Friday, 21 April 2017

Gaming enters premier league

Broadcast
Can broadcasters tap into the content that’s attracting millennials?
http://www.broadcastnow.co.uk/features/gaming-enters-premier-league/5116967.article?blocktitle=Features&contentID=42957

Sports, or competitive video gaming, has grown quietly over the past decade to amass a global audience of more than 260 million and is set to generate revenues of $1.1bn (£890m) by 2019, according to analyst Newzoo.
It’s the sort of fan base that prompted Gabriel Catrina, chief strategy officer of Modern Times Group (MTG), to state at last month’s Cable Congress show: “eSports is going to become the biggest sport in the world – bigger than soccer.”
Moreover, the chief demographic is millennials, the same group that, according to a recent study by Ampere Analysis, may be deserting live linear sport for other forms of content.
No wonder broadcasters like MTG, ESPN, Turner and Sky are attempting to tap into this market.
David Kangas, head of production and creative director at eSports network Ginx TV, believes the challenge lies in making content that has grown online on sites such as Twitch “palatable” to TV audiences, while reflecting existing fans’ engagement.
“eSports is very tribal,” he says. “A League of Legends die-hard fan will not be a Dota 2 fan. This rivalry is potentially quite toxic. We are trying to be Switzerland – to take the sting out of how different each eSport feels.”
He adds: “Marines blowing up terrorists [the premise of multiplayer, first-person shooter game CS:GO] might not sit comfortably in the lounge in the same way we watch the FA Cup final. Right away, the aesthetic is a big hurdle for a lot of people.”
Sky and ITV invested in Ginx “as an experiment”, says Kangas.
Sky has aired the Ginx TV channel since October. “Is this the emperor’s new clothes, or can eSports really thrive on TV?” he wonders. “The next 12 months will give everyone a real snapshot of what works and what does not.”
Games can last 10 minutes or 10 hours, and anything in between, making scheduling a headache.
 “We work with the tournament organisers and games publishers to bring some sort of consistency to start times,” says Kangas. “It is in their interest, since they want to use broadcast to extend their reach beyond the core online audience.”

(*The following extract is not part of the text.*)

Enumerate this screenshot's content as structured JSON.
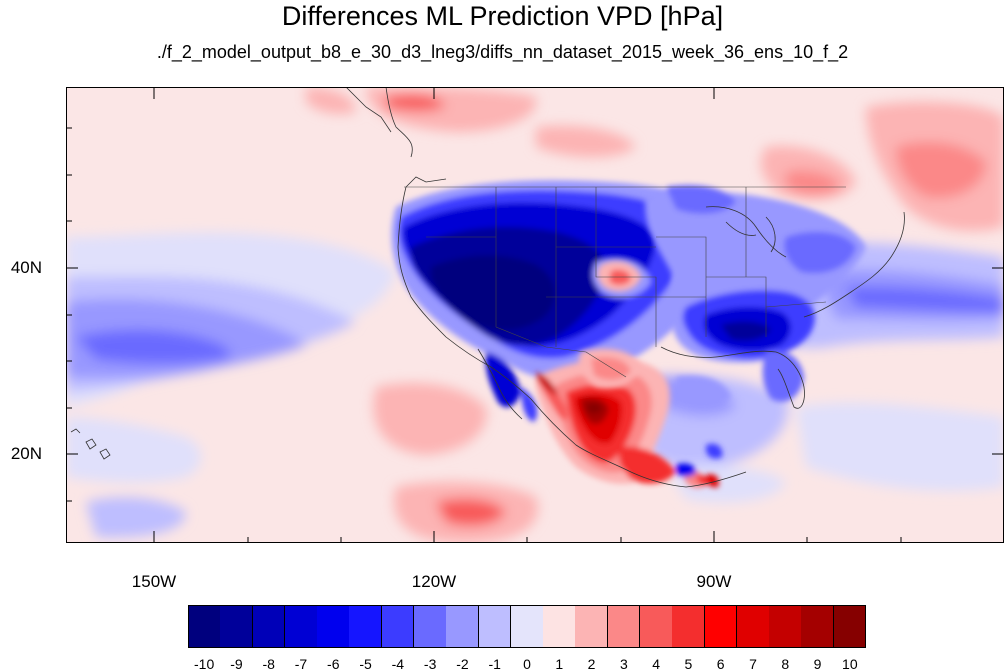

Like a conventional sport producer, Ginx TV takes feeds of tournaments from producers like MTG-owned ESL and wraps its own commentary, analysis and interviews around it, either with a presence at the event or from its London studio. It airs live games, highlights packages and produces weekly live chat show The Bridge.

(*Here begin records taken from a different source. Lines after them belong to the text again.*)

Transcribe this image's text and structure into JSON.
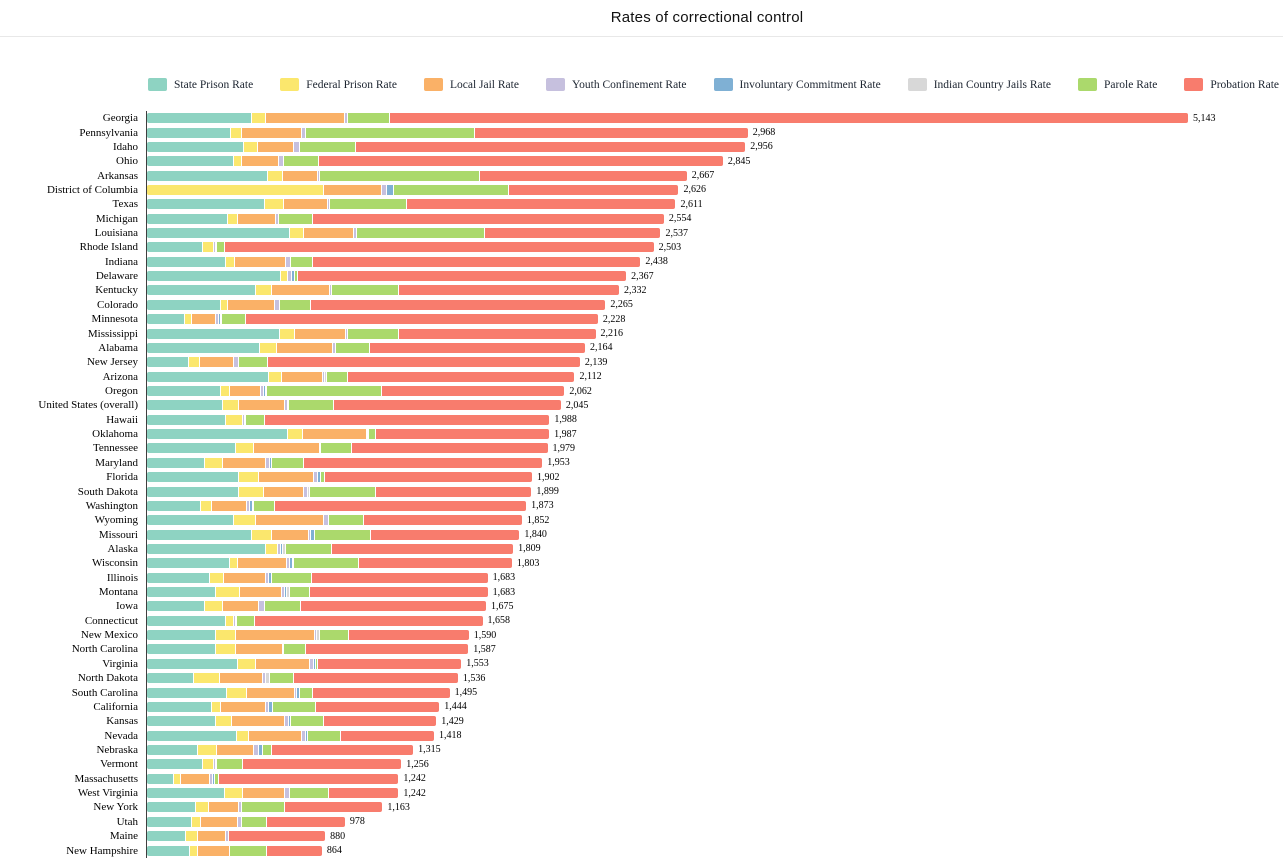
{
  "title": "Rates of correctional control",
  "colors": {
    "state_prison": "#8ed3c2",
    "federal_prison": "#fbe76d",
    "local_jail": "#fab167",
    "youth_confinement": "#c6c0de",
    "involuntary_commitment": "#7fb0d4",
    "indian_country_jails": "#d8d8d8",
    "parole": "#abd96c",
    "probation": "#f87c6d"
  },
  "legend": [
    {
      "key": "state_prison",
      "label": "State Prison Rate"
    },
    {
      "key": "federal_prison",
      "label": "Federal Prison Rate"
    },
    {
      "key": "local_jail",
      "label": "Local Jail Rate"
    },
    {
      "key": "youth_confinement",
      "label": "Youth Confinement Rate"
    },
    {
      "key": "involuntary_commitment",
      "label": "Involuntary Commitment Rate"
    },
    {
      "key": "indian_country_jails",
      "label": "Indian Country Jails Rate"
    },
    {
      "key": "parole",
      "label": "Parole Rate"
    },
    {
      "key": "probation",
      "label": "Probation Rate"
    }
  ],
  "chart_data": {
    "type": "bar",
    "orientation": "horizontal",
    "stacked": true,
    "grid": false,
    "x_axis": {
      "min": 0,
      "max": 5143,
      "ticks_visible": false
    },
    "series_order": [
      "state_prison",
      "federal_prison",
      "local_jail",
      "youth_confinement",
      "involuntary_commitment",
      "indian_country_jails",
      "parole",
      "probation"
    ],
    "rows": [
      {
        "label": "Georgia",
        "total_label": "5,143",
        "values": [
          520,
          69,
          389,
          16,
          0,
          0,
          209,
          3940
        ]
      },
      {
        "label": "Pennsylvania",
        "total_label": "2,968",
        "values": [
          413,
          57,
          294,
          22,
          0,
          0,
          833,
          1349
        ]
      },
      {
        "label": "Idaho",
        "total_label": "2,956",
        "values": [
          478,
          68,
          180,
          29,
          0,
          0,
          280,
          1921
        ]
      },
      {
        "label": "Ohio",
        "total_label": "2,845",
        "values": [
          431,
          40,
          183,
          22,
          0,
          0,
          173,
          1996
        ]
      },
      {
        "label": "Arkansas",
        "total_label": "2,667",
        "values": [
          600,
          72,
          173,
          12,
          0,
          0,
          790,
          1020
        ]
      },
      {
        "label": "District of Columbia",
        "total_label": "2,626",
        "values": [
          0,
          876,
          287,
          25,
          32,
          0,
          567,
          839
        ]
      },
      {
        "label": "Texas",
        "total_label": "2,611",
        "values": [
          582,
          97,
          215,
          12,
          0,
          0,
          377,
          1328
        ]
      },
      {
        "label": "Michigan",
        "total_label": "2,554",
        "values": [
          402,
          47,
          187,
          16,
          0,
          0,
          169,
          1733
        ]
      },
      {
        "label": "Louisiana",
        "total_label": "2,537",
        "values": [
          705,
          72,
          246,
          15,
          0,
          0,
          630,
          869
        ]
      },
      {
        "label": "Rhode Island",
        "total_label": "2,503",
        "values": [
          277,
          54,
          0,
          10,
          6,
          0,
          40,
          2116
        ]
      },
      {
        "label": "Indiana",
        "total_label": "2,438",
        "values": [
          388,
          47,
          251,
          25,
          0,
          0,
          111,
          1616
        ]
      },
      {
        "label": "Delaware",
        "total_label": "2,367",
        "values": [
          662,
          36,
          0,
          16,
          16,
          0,
          16,
          1621
        ]
      },
      {
        "label": "Kentucky",
        "total_label": "2,332",
        "values": [
          540,
          79,
          287,
          10,
          0,
          0,
          330,
          1086
        ]
      },
      {
        "label": "Colorado",
        "total_label": "2,265",
        "values": [
          365,
          36,
          230,
          25,
          0,
          0,
          155,
          1454
        ]
      },
      {
        "label": "Minnesota",
        "total_label": "2,228",
        "values": [
          187,
          36,
          119,
          15,
          10,
          5,
          119,
          1737
        ]
      },
      {
        "label": "Mississippi",
        "total_label": "2,216",
        "values": [
          655,
          76,
          251,
          10,
          0,
          0,
          255,
          969
        ]
      },
      {
        "label": "Alabama",
        "total_label": "2,164",
        "values": [
          560,
          83,
          277,
          12,
          0,
          0,
          172,
          1060
        ]
      },
      {
        "label": "New Jersey",
        "total_label": "2,139",
        "values": [
          208,
          54,
          169,
          25,
          0,
          0,
          144,
          1539
        ]
      },
      {
        "label": "Arizona",
        "total_label": "2,112",
        "values": [
          605,
          61,
          205,
          10,
          0,
          8,
          104,
          1119
        ]
      },
      {
        "label": "Oregon",
        "total_label": "2,062",
        "values": [
          366,
          43,
          155,
          15,
          10,
          4,
          568,
          901
        ]
      },
      {
        "label": "United States (overall)",
        "total_label": "2,045",
        "values": [
          377,
          79,
          226,
          14,
          6,
          1,
          219,
          1123
        ]
      },
      {
        "label": "Hawaii",
        "total_label": "1,988",
        "values": [
          392,
          83,
          0,
          8,
          5,
          0,
          93,
          1407
        ]
      },
      {
        "label": "Oklahoma",
        "total_label": "1,987",
        "values": [
          697,
          72,
          316,
          8,
          0,
          5,
          32,
          857
        ]
      },
      {
        "label": "Tennessee",
        "total_label": "1,979",
        "values": [
          438,
          90,
          325,
          8,
          0,
          0,
          151,
          967
        ]
      },
      {
        "label": "Maryland",
        "total_label": "1,953",
        "values": [
          287,
          90,
          212,
          18,
          12,
          0,
          155,
          1179
        ]
      },
      {
        "label": "Florida",
        "total_label": "1,902",
        "values": [
          456,
          97,
          273,
          20,
          12,
          0,
          22,
          1022
        ]
      },
      {
        "label": "South Dakota",
        "total_label": "1,899",
        "values": [
          456,
          120,
          201,
          18,
          0,
          12,
          323,
          769
        ]
      },
      {
        "label": "Washington",
        "total_label": "1,873",
        "values": [
          266,
          54,
          172,
          18,
          12,
          5,
          108,
          1238
        ]
      },
      {
        "label": "Wyoming",
        "total_label": "1,852",
        "values": [
          431,
          110,
          334,
          25,
          0,
          0,
          172,
          780
        ]
      },
      {
        "label": "Missouri",
        "total_label": "1,840",
        "values": [
          520,
          100,
          180,
          12,
          18,
          0,
          275,
          735
        ]
      },
      {
        "label": "Alaska",
        "total_label": "1,809",
        "values": [
          589,
          57,
          0,
          15,
          10,
          18,
          226,
          894
        ]
      },
      {
        "label": "Wisconsin",
        "total_label": "1,803",
        "values": [
          409,
          40,
          241,
          15,
          18,
          5,
          320,
          755
        ]
      },
      {
        "label": "Illinois",
        "total_label": "1,683",
        "values": [
          313,
          65,
          212,
          14,
          14,
          0,
          198,
          867
        ]
      },
      {
        "label": "Montana",
        "total_label": "1,683",
        "values": [
          341,
          120,
          208,
          15,
          10,
          15,
          97,
          877
        ]
      },
      {
        "label": "Iowa",
        "total_label": "1,675",
        "values": [
          287,
          90,
          176,
          28,
          0,
          0,
          180,
          914
        ]
      },
      {
        "label": "Connecticut",
        "total_label": "1,658",
        "values": [
          388,
          43,
          0,
          8,
          7,
          0,
          90,
          1122
        ]
      },
      {
        "label": "New Mexico",
        "total_label": "1,590",
        "values": [
          341,
          97,
          390,
          12,
          0,
          16,
          140,
          594
        ]
      },
      {
        "label": "North Carolina",
        "total_label": "1,587",
        "values": [
          341,
          100,
          230,
          8,
          0,
          0,
          108,
          800
        ]
      },
      {
        "label": "Virginia",
        "total_label": "1,553",
        "values": [
          449,
          90,
          266,
          18,
          12,
          0,
          12,
          706
        ]
      },
      {
        "label": "North Dakota",
        "total_label": "1,536",
        "values": [
          230,
          129,
          215,
          12,
          0,
          23,
          115,
          812
        ]
      },
      {
        "label": "South Carolina",
        "total_label": "1,495",
        "values": [
          395,
          100,
          234,
          12,
          13,
          0,
          65,
          676
        ]
      },
      {
        "label": "California",
        "total_label": "1,444",
        "values": [
          320,
          47,
          223,
          14,
          21,
          0,
          208,
          611
        ]
      },
      {
        "label": "Kansas",
        "total_label": "1,429",
        "values": [
          341,
          79,
          262,
          20,
          10,
          0,
          162,
          555
        ]
      },
      {
        "label": "Nevada",
        "total_label": "1,418",
        "values": [
          445,
          57,
          266,
          16,
          12,
          0,
          162,
          460
        ]
      },
      {
        "label": "Nebraska",
        "total_label": "1,315",
        "values": [
          251,
          97,
          180,
          25,
          20,
          0,
          43,
          699
        ]
      },
      {
        "label": "Vermont",
        "total_label": "1,256",
        "values": [
          277,
          54,
          0,
          8,
          7,
          0,
          129,
          781
        ]
      },
      {
        "label": "Massachusetts",
        "total_label": "1,242",
        "values": [
          133,
          36,
          144,
          15,
          10,
          0,
          20,
          884
        ]
      },
      {
        "label": "West Virginia",
        "total_label": "1,242",
        "values": [
          384,
          90,
          208,
          25,
          0,
          0,
          190,
          345
        ]
      },
      {
        "label": "New York",
        "total_label": "1,163",
        "values": [
          241,
          65,
          151,
          10,
          0,
          0,
          215,
          481
        ]
      },
      {
        "label": "Utah",
        "total_label": "978",
        "values": [
          220,
          48,
          181,
          20,
          0,
          0,
          124,
          385
        ]
      },
      {
        "label": "Maine",
        "total_label": "880",
        "values": [
          192,
          59,
          139,
          15,
          0,
          0,
          0,
          475
        ]
      },
      {
        "label": "New Hampshire",
        "total_label": "864",
        "values": [
          214,
          37,
          161,
          0,
          0,
          0,
          183,
          269
        ]
      }
    ]
  }
}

“We treat content like the Olympics,” says Kangas. “We get to the heart of the story, we build narratives and provide ‘guides for dummies’ so people can get up to speed on topics or gameplay.”
Millennial appeal
ESL UK managing director James Dean describes eSports production as a cross between a gameshow and a live sports event.
“You are looking at a fantasy environment, in which real players are competing for very high stakes in stadia in front of thousands of people,” he says. “This dynamic and vibrant mid-ground is what attracts millennials.”
However, eSports is a broad church, encompassing as many different types of games as the Olympics, but without the organisational structure of conventional sport.
“Because there is so much content, there is an opportunity to develop shorter formats for covering these events,” says Dean.  “That lends itself well to traditional broadcast.”
ESL is looking to co-develop a range of formats, from highlights packages to magazine shows, to serve a growing number of millennials “who still want to follow their passion but may have less time than they used to, as they get older”.
Production values have risen in line with budgets.
“A decade ago, we were using PC platforms and software mixing applications, but today our workflow and studios are on par with anything in broadcast,” says Dean.
ESL’s recent production of the Intel Extreme Masters event in Katowice, Poland, attracted 42 million viewers online.
“We used spider-cams in the stadium, multiple HD cameras, Ross video switchers and EVS replay servers,” says Dean.
“A key difference is that a large amount of content is in-game content. In-game camera-operators (or ‘observers’) control virtual cameras inside the game and capture data and angles for broadcast that the players can’t see.”
Observers are experts in the game who are able to understand game maps to judge when strategic points will occur.
There is a balance to be struck between enticing casual gamers or newcomers to eSports without deterring hardcore enthusiasts.
“It’s a culture that developed on PCs and second screens and there is a significant rump of fans who feel – rightly – that eSports is theirs,” says Kangas. “They don’t want to feel that there’s an industry behind it or for it to grow so big that it’s taken away from them.”